# Форум 1С > Конфигурирование, программирование 1С - Предприятие > 1С - Предприятие 8.0, 8.1, 8.2, 8.3 >  Защита EPF как снять?

## danswin

Привет!
Есть обработка epf от сторонней программы как средство выгрузки ля программы данных из 1с 8, но её нужно купить (я купить не хочется), хочу её разобрать посмотреть что в нутрии написано и сконфигурировать заново без пароля. Как мне убрать защиту с epf ?

----------


## Maksy_G

предлагаю не отвечать на такие вопросы, т.к. сам являюсь программистом, и уже были случаи элементарного кидалова со стороны организации-заказчика.

обработка написана а денех так и не видел

лучше заплатите программисту!

----------


## danswin

> лучше заплатите программисту!


Смотря сколько взмет программист)
Если до 2-3 тыш еще можно подумать.
А так я не гонусь за легкотней )

----------


## Rustler

А если купил и разработчик геморойничаетИ

----------


## Maksy_G

> А если купил и разработчик геморойничаетИ


что-то мне такого не попадалось... приведи пример, не будь голословным.

----------


## Rustler

> что-то мне такого не попадалось... приведи пример, не будь голословным.

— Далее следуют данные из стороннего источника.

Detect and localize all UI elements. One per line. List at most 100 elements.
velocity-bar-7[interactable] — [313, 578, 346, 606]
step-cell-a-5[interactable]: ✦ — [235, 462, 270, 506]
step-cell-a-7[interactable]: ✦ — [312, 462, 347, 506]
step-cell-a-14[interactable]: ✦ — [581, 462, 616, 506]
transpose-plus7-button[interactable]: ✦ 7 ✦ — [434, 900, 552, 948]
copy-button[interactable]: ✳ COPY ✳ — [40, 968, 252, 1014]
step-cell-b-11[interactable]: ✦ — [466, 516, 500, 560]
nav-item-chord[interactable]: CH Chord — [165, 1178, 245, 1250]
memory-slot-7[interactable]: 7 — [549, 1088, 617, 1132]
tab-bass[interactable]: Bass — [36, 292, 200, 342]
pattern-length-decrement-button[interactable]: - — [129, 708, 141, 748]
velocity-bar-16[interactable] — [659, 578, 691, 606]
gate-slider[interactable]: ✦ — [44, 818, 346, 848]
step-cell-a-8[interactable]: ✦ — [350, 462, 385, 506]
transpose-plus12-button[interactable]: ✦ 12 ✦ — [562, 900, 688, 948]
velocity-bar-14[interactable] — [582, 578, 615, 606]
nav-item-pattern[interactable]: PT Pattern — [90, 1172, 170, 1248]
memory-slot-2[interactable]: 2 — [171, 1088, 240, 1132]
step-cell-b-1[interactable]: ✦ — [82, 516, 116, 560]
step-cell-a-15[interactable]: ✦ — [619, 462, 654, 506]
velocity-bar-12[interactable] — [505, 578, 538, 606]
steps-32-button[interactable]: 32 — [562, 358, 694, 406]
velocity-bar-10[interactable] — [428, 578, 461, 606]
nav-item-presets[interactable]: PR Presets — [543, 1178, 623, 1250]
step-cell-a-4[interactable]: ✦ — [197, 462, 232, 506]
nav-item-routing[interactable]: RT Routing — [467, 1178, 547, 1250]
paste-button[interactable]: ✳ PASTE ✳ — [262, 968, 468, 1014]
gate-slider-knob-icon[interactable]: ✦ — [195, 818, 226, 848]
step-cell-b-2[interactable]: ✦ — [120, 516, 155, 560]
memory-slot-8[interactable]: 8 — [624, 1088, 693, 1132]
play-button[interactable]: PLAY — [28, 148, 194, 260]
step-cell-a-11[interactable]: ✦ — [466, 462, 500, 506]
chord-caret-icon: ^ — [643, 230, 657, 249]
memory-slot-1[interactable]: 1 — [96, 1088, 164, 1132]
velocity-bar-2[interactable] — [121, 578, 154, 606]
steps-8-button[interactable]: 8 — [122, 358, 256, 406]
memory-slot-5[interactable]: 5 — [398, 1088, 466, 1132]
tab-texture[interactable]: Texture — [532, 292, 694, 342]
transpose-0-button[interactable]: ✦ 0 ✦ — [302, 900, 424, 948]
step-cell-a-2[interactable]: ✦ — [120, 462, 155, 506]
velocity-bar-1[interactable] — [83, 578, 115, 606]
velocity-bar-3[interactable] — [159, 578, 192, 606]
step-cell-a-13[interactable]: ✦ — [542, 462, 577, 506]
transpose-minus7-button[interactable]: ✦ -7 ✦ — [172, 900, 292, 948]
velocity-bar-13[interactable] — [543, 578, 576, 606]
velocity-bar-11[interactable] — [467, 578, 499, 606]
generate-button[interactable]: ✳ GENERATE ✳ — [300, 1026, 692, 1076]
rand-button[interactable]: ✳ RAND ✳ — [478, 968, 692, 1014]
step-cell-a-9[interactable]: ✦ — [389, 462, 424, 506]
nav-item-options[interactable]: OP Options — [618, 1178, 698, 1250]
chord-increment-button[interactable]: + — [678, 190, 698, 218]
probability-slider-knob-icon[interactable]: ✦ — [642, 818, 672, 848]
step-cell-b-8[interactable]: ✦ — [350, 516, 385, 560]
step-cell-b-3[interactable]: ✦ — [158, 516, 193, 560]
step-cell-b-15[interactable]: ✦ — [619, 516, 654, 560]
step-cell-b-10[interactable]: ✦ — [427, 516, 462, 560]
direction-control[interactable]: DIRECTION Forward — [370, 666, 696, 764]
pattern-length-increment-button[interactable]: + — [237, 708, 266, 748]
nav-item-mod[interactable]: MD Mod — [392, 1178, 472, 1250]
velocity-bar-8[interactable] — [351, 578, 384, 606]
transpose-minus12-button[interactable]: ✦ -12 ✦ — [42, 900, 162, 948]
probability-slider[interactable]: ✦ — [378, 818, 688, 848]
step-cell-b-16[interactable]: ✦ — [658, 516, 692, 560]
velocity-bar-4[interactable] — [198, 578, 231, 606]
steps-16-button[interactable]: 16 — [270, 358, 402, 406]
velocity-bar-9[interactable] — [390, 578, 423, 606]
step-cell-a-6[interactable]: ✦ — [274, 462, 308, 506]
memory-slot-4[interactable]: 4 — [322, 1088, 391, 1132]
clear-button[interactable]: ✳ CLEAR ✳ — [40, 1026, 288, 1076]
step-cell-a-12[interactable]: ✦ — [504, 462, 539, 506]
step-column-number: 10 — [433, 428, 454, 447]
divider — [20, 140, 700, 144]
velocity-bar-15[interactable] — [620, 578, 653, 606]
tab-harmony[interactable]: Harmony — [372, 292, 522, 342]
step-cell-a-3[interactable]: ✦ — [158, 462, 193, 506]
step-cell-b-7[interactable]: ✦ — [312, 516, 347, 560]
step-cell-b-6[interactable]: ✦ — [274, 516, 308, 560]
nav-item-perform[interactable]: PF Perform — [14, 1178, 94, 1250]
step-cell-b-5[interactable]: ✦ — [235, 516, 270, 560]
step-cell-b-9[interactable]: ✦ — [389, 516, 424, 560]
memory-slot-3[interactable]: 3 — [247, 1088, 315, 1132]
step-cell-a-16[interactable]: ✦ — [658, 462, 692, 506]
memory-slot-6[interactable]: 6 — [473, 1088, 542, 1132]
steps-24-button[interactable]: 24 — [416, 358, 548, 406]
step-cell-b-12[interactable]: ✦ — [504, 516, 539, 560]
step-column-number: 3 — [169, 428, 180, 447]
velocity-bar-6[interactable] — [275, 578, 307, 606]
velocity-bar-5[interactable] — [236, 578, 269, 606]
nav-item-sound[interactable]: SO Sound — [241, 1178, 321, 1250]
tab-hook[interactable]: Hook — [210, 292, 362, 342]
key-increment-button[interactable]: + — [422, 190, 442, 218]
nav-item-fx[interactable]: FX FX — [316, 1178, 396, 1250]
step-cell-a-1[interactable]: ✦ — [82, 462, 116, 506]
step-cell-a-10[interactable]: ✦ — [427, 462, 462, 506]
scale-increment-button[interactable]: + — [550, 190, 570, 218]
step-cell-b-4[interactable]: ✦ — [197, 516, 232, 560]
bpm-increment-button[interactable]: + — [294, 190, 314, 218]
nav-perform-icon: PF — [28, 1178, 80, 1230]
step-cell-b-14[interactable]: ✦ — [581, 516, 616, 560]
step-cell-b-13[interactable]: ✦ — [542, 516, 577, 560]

Дядя! говорят геморойничает, значит геморойничает! 
мне че тебе переписку скинуть!? докажи!
Какие тебе еще лесом примеры? ;)
сперва купи потом говори что непопадались. :D

----------


## Maksy_G

*Rustler*, я думаю что ты купил типовую обработку, которая писалась для всех, а теперь хочешь чтобы тот программер доработал ее для тебя персонально и бесплатно.
Такого не будет, поверь.

----------


## Rustler

> *Rustler*, я думаю что ты купил типовую обработку, которая писалась для всех, а теперь хочешь чтобы тот программер доработал ее для тебя персонально и бесплатно.
> Такого не будет, поверь.


Не....! дядя знает что говорит 8))
орфоргафические ошибки не содержит стандартная обработка 8)
лишний раз понимаю что нарушая собственное правило от него только проблемы! правило просто! не плати раньше чем СДЕЛАЛИ РАБОТУ.

----------


## Maksy_G

в таких случаях надо обращаться к солидным организациям, которые отвечают за свои разработки.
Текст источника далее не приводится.